Roma always said that she had lived under the rule of the Italians, British, Ethiopians, and now finally, under self-rule but that it was only under the rule of Eritreans that they could not even visit prisoners. My grandmother’s radio was always on in her house as she awaited information about her son. She said that if Seyoum was released, she had to hear it straight away. She did want to wait an extra second for someone else to hear it first and deliver the news. My grandmother was in an indefinite mourning period, refusing to attend weddings, celebrations, or even wear shoes. As time went by, she went from asking to visit him, to asking to at least know where he was, and finally to just know if he was still alive. She said she was jealous of her husband who died in 1997 and was spared the unbearable pain she had to carry.
Amidst the heartbreak, Roma remained committed to speaking up. In what quickly became the most censored country in the world, she never lowered her voice. My grandmother was the most stubborn person I have ever heard about. She genuinely did not fear anyone.

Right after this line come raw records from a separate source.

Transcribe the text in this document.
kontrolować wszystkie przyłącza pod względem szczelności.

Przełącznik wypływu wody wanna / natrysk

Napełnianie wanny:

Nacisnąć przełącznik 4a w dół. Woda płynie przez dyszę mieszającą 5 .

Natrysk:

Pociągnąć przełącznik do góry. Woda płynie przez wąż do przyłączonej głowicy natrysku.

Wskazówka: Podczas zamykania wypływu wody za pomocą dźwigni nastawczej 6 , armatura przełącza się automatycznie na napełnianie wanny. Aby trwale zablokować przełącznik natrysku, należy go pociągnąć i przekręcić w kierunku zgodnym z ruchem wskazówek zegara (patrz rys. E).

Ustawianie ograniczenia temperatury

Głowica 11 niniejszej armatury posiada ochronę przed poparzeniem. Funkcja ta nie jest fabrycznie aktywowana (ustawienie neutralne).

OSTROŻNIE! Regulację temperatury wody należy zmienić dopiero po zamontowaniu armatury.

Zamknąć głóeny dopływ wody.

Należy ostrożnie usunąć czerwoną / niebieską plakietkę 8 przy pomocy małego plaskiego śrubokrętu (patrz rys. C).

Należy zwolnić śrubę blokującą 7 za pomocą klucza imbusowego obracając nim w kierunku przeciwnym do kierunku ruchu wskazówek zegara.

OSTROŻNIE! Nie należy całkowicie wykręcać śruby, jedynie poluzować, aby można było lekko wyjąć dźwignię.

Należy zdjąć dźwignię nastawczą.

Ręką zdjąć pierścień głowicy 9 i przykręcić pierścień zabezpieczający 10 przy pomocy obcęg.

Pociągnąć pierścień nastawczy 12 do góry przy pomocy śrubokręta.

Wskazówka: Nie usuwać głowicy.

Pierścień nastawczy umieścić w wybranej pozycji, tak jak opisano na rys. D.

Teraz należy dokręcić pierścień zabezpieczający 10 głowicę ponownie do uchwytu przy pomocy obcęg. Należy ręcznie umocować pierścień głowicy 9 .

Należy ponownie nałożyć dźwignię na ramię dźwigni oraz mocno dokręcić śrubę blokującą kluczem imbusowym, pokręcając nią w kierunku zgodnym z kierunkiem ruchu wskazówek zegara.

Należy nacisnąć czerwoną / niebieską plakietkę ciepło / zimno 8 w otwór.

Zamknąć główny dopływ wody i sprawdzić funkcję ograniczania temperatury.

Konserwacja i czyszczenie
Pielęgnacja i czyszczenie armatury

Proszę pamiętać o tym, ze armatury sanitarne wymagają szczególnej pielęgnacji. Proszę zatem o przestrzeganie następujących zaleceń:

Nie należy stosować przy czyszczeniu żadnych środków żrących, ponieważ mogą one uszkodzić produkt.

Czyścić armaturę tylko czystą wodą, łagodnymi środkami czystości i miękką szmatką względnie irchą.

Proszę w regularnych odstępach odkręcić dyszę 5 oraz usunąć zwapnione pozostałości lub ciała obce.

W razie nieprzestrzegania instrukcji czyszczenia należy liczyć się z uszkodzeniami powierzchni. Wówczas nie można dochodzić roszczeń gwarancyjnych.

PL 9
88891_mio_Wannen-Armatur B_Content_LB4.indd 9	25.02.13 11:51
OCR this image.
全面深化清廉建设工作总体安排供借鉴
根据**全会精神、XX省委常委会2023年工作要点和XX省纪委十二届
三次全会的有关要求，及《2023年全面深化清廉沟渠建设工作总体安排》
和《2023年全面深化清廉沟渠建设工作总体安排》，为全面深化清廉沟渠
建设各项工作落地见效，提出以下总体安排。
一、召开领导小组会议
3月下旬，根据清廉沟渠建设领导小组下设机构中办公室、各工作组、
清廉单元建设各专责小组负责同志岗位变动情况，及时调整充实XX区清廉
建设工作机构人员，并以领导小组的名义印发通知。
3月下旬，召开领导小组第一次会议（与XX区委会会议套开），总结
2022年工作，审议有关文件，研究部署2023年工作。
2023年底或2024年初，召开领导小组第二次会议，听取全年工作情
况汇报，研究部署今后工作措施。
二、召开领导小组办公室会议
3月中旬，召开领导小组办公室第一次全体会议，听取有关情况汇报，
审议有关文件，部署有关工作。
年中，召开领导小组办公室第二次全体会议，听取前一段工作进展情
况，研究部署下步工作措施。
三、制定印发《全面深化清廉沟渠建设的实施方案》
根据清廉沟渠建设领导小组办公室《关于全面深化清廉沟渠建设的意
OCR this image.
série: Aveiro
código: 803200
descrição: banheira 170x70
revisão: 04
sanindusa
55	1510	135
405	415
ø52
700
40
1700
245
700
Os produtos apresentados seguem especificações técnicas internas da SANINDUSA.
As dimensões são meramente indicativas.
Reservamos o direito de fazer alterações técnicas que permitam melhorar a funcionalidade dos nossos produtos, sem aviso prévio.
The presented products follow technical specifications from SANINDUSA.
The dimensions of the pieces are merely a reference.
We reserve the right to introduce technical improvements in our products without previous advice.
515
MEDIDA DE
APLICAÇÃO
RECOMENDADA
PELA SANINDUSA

She openly called for the release of her son, complained about the conditions in the country, and told off regime officials to their faces.
I will never forgive the Eritrean regime for many things, but one of them is that they robbed me from getting to know my grandmother properly. The last time I saw her was in 2008 when I was 12 years old. I have not been able to go back to Eritrea since because of my public work against the regime. I wish I had been able to get to know my grandmother better, and not just from other people’s stories and a few childhood memories. She was a brilliant woman – funny, fearless, honest, smart. It hurts so much that I did not get to fully experience her. It hurts so much to see how so many more of my relatives cannot go back because of the regime and everything they have lost as a result. It hurts so much that my mother still has not visited her mother’s grave and has no idea when she will be able to.
Everyone always called my grandmother jigna. The word comes from the Tigrinya language, one of the main languages in Eritrea, and, according to my favourite translation of the word, it means “a legendary, heroic warrior who can never be defeated”. She had always been a jigna, first by fighting for independence and then by speaking up against the Eritrean regime. She was a true patriot. What makes me so angry about my grandmother’s heartbreak was that it could easily have been prevented if more Eritreans had been as patriotic as her. Yes, up until independence, many Eritreans showed great patriotism, but what happened after? The Eritrea that exists today is a result of the support and apathy towards the regime, especially in the diaspora.
My grandmother’s story is not unique. Too many of our patriots have passed, still not seeing a free Eritrea after decades of sacrifice and suffering. They deserved so much better. A year after my grandmother’s death, her heartbreak continues to haunt me. I hope it never stops. Because as much as it hurts, it is also a necessary reminder of the great legacy behind me and my duty to never stop fighting for my country.
Rest in peace jigna adena Roma Solomon. May you finally find the peace you were robbed off on earth and may you witness the release of your son and liberation of your country from above.